The contract employees would be empowered to ticket motorists for 13 types of violations. They range from expired meter, disabled parking and loading, construction zone and permit parking violations to parking too close to fire hydrants, intersections and stop signs and expired license plate registration.
The request-for-proposals hit the streets at a time when parking-ticket writing in Chicago continues its steady decline, largely because Chicago Police officers have their hands full fighting crime.
Ticketing was down by five percent in 2016—to 2.25 million tickets. It dropped by another four percent during the first six months of last year. Booting was up 11 percent during that same period.
In spite of the steady decline in ticket-writing, Budget and Management spokesperson Molly Poppe stressed that the city has “no plans to increase the number of hours the [new] contractor would work” beyond the hours now covered by Serco, Inc.
But, Poppe acknowledged that the RFP is written in a way that could set the stage for increased hours.
“We want to provide flexibility should the need arise in the future based on the comments/needs from residents and if issues arise with a lot of illegal parking in neighborhoods and business districts,” she said.
Poppe noted that a second RFP has “already closed” related to “hand-held devices and technology” upgrades in the software used to issue parking tickets. That data analytics will help pinpoint where to deploy ticket-writers for maximum efficiency, she said.
Last year, some parking enforcement aides were reassigned to work weekends with employees from Serco, the private contractor previously working solo on weekend enforcement.

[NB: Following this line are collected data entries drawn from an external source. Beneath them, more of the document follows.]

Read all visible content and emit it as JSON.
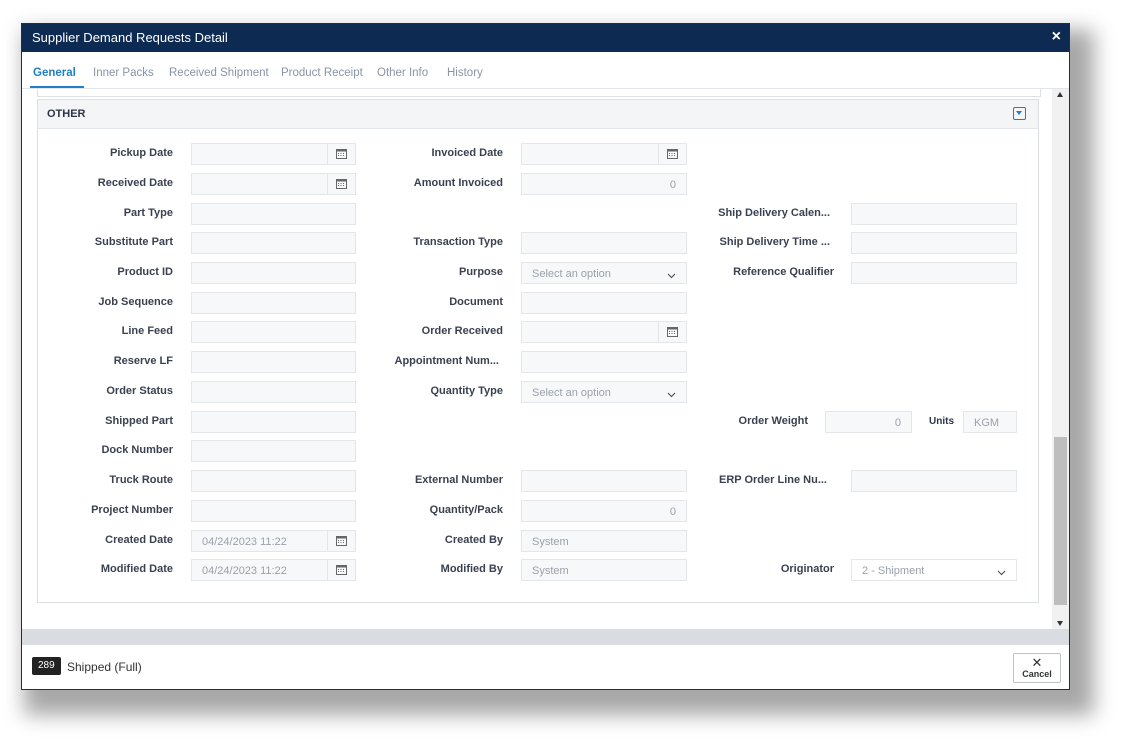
{
  "dialog": {
    "title": "Supplier Demand Requests Detail",
    "close_icon": "×"
  },
  "tabs": [
    "General",
    "Inner Packs",
    "Received Shipment",
    "Product Receipt",
    "Other Info",
    "History"
  ],
  "section": {
    "title": "OTHER"
  },
  "fields": {
    "pickup_date": {
      "label": "Pickup Date",
      "value": ""
    },
    "received_date": {
      "label": "Received Date",
      "value": ""
    },
    "part_type": {
      "label": "Part Type",
      "value": ""
    },
    "substitute_part": {
      "label": "Substitute Part",
      "value": ""
    },
    "product_id": {
      "label": "Product ID",
      "value": ""
    },
    "job_sequence": {
      "label": "Job Sequence",
      "value": ""
    },
    "line_feed": {
      "label": "Line Feed",
      "value": ""
    },
    "reserve_lf": {
      "label": "Reserve LF",
      "value": ""
    },
    "order_status": {
      "label": "Order Status",
      "value": ""
    },
    "shipped_part": {
      "label": "Shipped Part",
      "value": ""
    },
    "dock_number": {
      "label": "Dock Number",
      "value": ""
    },
    "truck_route": {
      "label": "Truck Route",
      "value": ""
    },
    "project_number": {
      "label": "Project Number",
      "value": ""
    },
    "created_date": {
      "label": "Created Date",
      "value": "04/24/2023 11:22"
    },
    "modified_date": {
      "label": "Modified Date",
      "value": "04/24/2023 11:22"
    },
    "invoiced_date": {
      "label": "Invoiced Date",
      "value": ""
    },
    "amount_invoiced": {
      "label": "Amount Invoiced",
      "value": "0"
    },
    "transaction_type": {
      "label": "Transaction Type",
      "value": ""
    },
    "purpose": {
      "label": "Purpose",
      "placeholder": "Select an option"
    },
    "document": {
      "label": "Document",
      "value": ""
    },
    "order_received": {
      "label": "Order Received",
      "value": ""
    },
    "appointment_num": {
      "label": "Appointment Num...",
      "value": ""
    },
    "quantity_type": {
      "label": "Quantity Type",
      "placeholder": "Select an option"
    },
    "external_number": {
      "label": "External Number",
      "value": ""
    },
    "quantity_pack": {
      "label": "Quantity/Pack",
      "value": "0"
    },
    "created_by": {
      "label": "Created By",
      "value": "System"
    },
    "modified_by": {
      "label": "Modified By",
      "value": "System"
    },
    "ship_delivery_calen": {
      "label": "Ship Delivery Calen...",
      "value": ""
    },
    "ship_delivery_time": {
      "label": "Ship Delivery Time ...",
      "value": ""
    },
    "reference_qualifier": {
      "label": "Reference Qualifier",
      "value": ""
    },
    "order_weight": {
      "label": "Order Weight",
      "value": "0"
    },
    "units": {
      "label": "Units",
      "value": "KGM"
    },
    "erp_order_line": {
      "label": "ERP Order Line Nu...",
      "value": ""
    },
    "originator": {
      "label": "Originator",
      "value": "2 - Shipment"
    }
  },
  "footer": {
    "badge": "289",
    "status": "Shipped (Full)",
    "cancel_label": "Cancel"
  },
  "colors": {
    "titlebar": "#0d2a52",
    "accent": "#1f7fc9"
  }
}
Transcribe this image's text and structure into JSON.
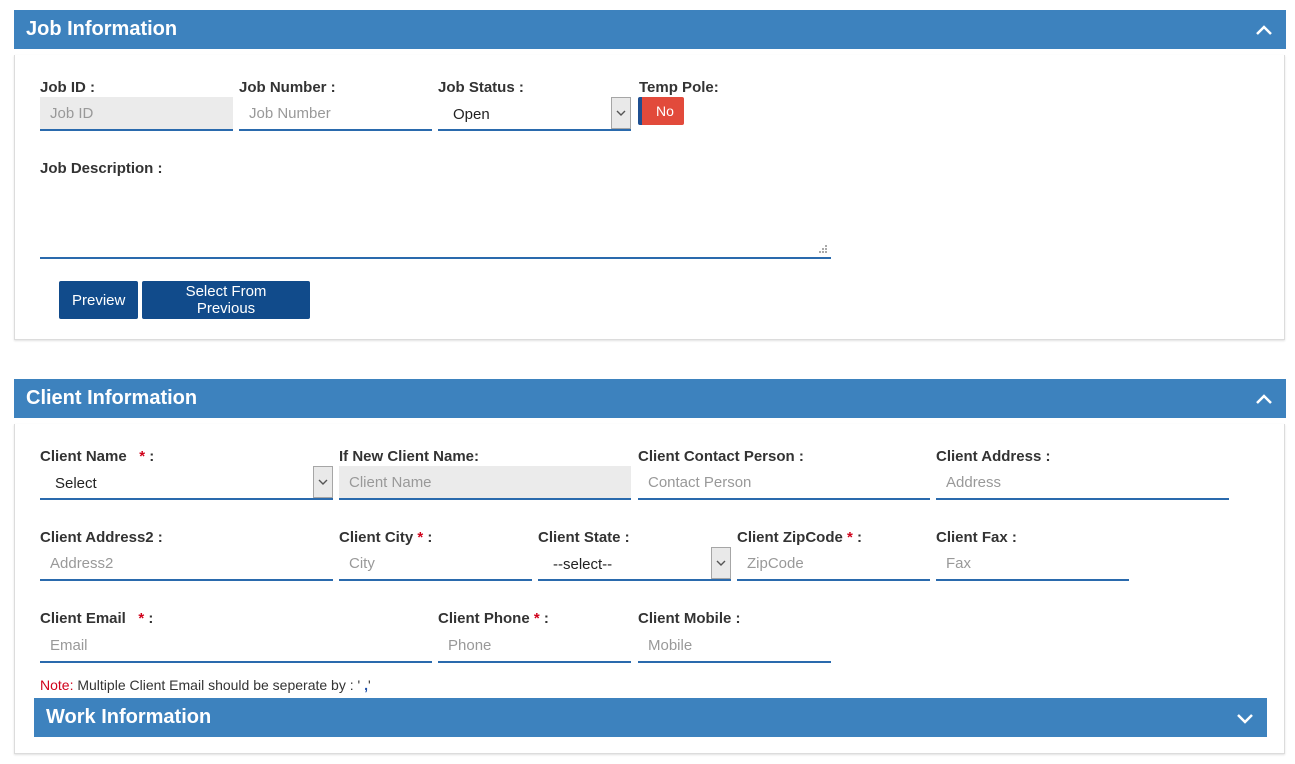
{
  "job": {
    "title": "Job Information",
    "job_id_label": "Job ID :",
    "job_id_placeholder": "Job ID",
    "job_number_label": "Job Number :",
    "job_number_placeholder": "Job Number",
    "job_status_label": "Job Status :",
    "job_status_value": "Open",
    "temp_pole_label": "Temp Pole:",
    "temp_pole_value": "No",
    "description_label": "Job Description :",
    "preview_label": "Preview",
    "select_previous_label": "Select From Previous"
  },
  "client": {
    "title": "Client Information",
    "name_label": "Client Name",
    "name_value": "Select",
    "new_name_label": "If New Client Name:",
    "new_name_placeholder": "Client Name",
    "contact_label": "Client Contact Person :",
    "contact_placeholder": "Contact Person",
    "address_label": "Client Address :",
    "address_placeholder": "Address",
    "address2_label": "Client Address2 :",
    "address2_placeholder": "Address2",
    "city_label": "Client City",
    "city_placeholder": "City",
    "state_label": "Client State :",
    "state_value": "--select--",
    "zip_label": "Client ZipCode",
    "zip_placeholder": "ZipCode",
    "fax_label": "Client Fax :",
    "fax_placeholder": "Fax",
    "email_label": "Client Email",
    "email_placeholder": "Email",
    "phone_label": "Client Phone",
    "phone_placeholder": "Phone",
    "mobile_label": "Client Mobile :",
    "mobile_placeholder": "Mobile",
    "required_mark": "*",
    "colon": ":",
    "note_key": "Note:",
    "note_text": " Multiple Client Email should be seperate by : '",
    "note_comma": " ,",
    "note_end": "'"
  },
  "work": {
    "title": "Work Information"
  },
  "colors": {
    "header": "#3d82be",
    "button": "#114b8b",
    "toggle_off": "#e24a3b",
    "field_underline": "#2a6aad",
    "required": "#d0021b"
  },
  "icons": {
    "collapse": "chevron-up-icon",
    "expand": "chevron-down-icon",
    "select_arrow": "chevron-down-icon",
    "resize": "resize-grip-icon"
  }
}
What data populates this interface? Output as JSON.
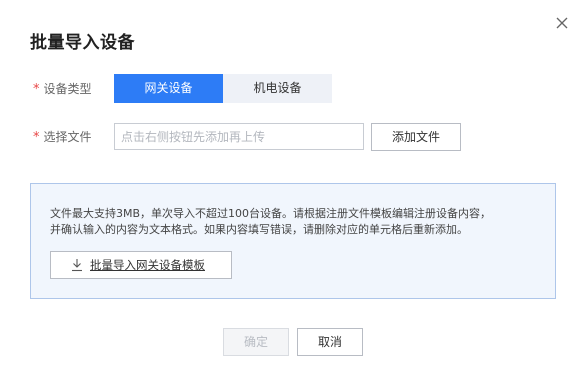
{
  "dialog": {
    "title": "批量导入设备",
    "close_icon": "close-icon"
  },
  "device_type": {
    "label": "设备类型",
    "required_mark": "*",
    "options": [
      {
        "label": "网关设备",
        "selected": true
      },
      {
        "label": "机电设备",
        "selected": false
      }
    ]
  },
  "file_select": {
    "label": "选择文件",
    "required_mark": "*",
    "value": "",
    "placeholder": "点击右侧按钮先添加再上传",
    "add_button_label": "添加文件"
  },
  "info_box": {
    "line1": "文件最大支持3MB，单次导入不超过100台设备。请根据注册文件模板编辑注册设备内容，",
    "line2": "并确认输入的内容为文本格式。如果内容填写错误，请删除对应的单元格后重新添加。",
    "template_button_label": "批量导入网关设备模板",
    "template_button_icon": "download-icon"
  },
  "footer": {
    "ok_label": "确定",
    "ok_disabled": true,
    "cancel_label": "取消"
  },
  "colors": {
    "accent": "#2d7cf6",
    "required": "#e84545",
    "info_border": "#aec6ea",
    "info_bg": "#f1f6fd"
  }
}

The teams were sent to bustling entertainment districts like downtown, River North and Wicker Park where bars, restaurants, nightclubs and stores serve as magnets for illegal parking.
They also worked in “various neighborhoods in need of increased enforcement of parking meters, residential permit parking and other violations,” with promising results.
Through the first nine months of last year, the weekend crackdown had generated more than 37,400 tickets and $2.6 million in revenue. That’s nearly twice as much as anticipated.
As a result, aldermen were told during City Council budget hearings that the crackdown would be expanded citywide, bolstered by the anticipated purchase of new hand-held computers that speed up the ticket-writing process and help enforcement aides communicate with each other and with private contractors.
At the time, City Comptroller Erin Keane described that $4 million crackdown in a way that goes beyond having the city’s parking enforcement aides work in tandem with contractor teams on weekends.
She talked about hiring a technology vender that would “help us with data analytics” and provide “new hand-held” computers to replace devices now 10 years old.
“It can be slow. There can be glitches. We’ll be able to help them be a lot more efficient. We expect that will generate about $4 million,” Keane said.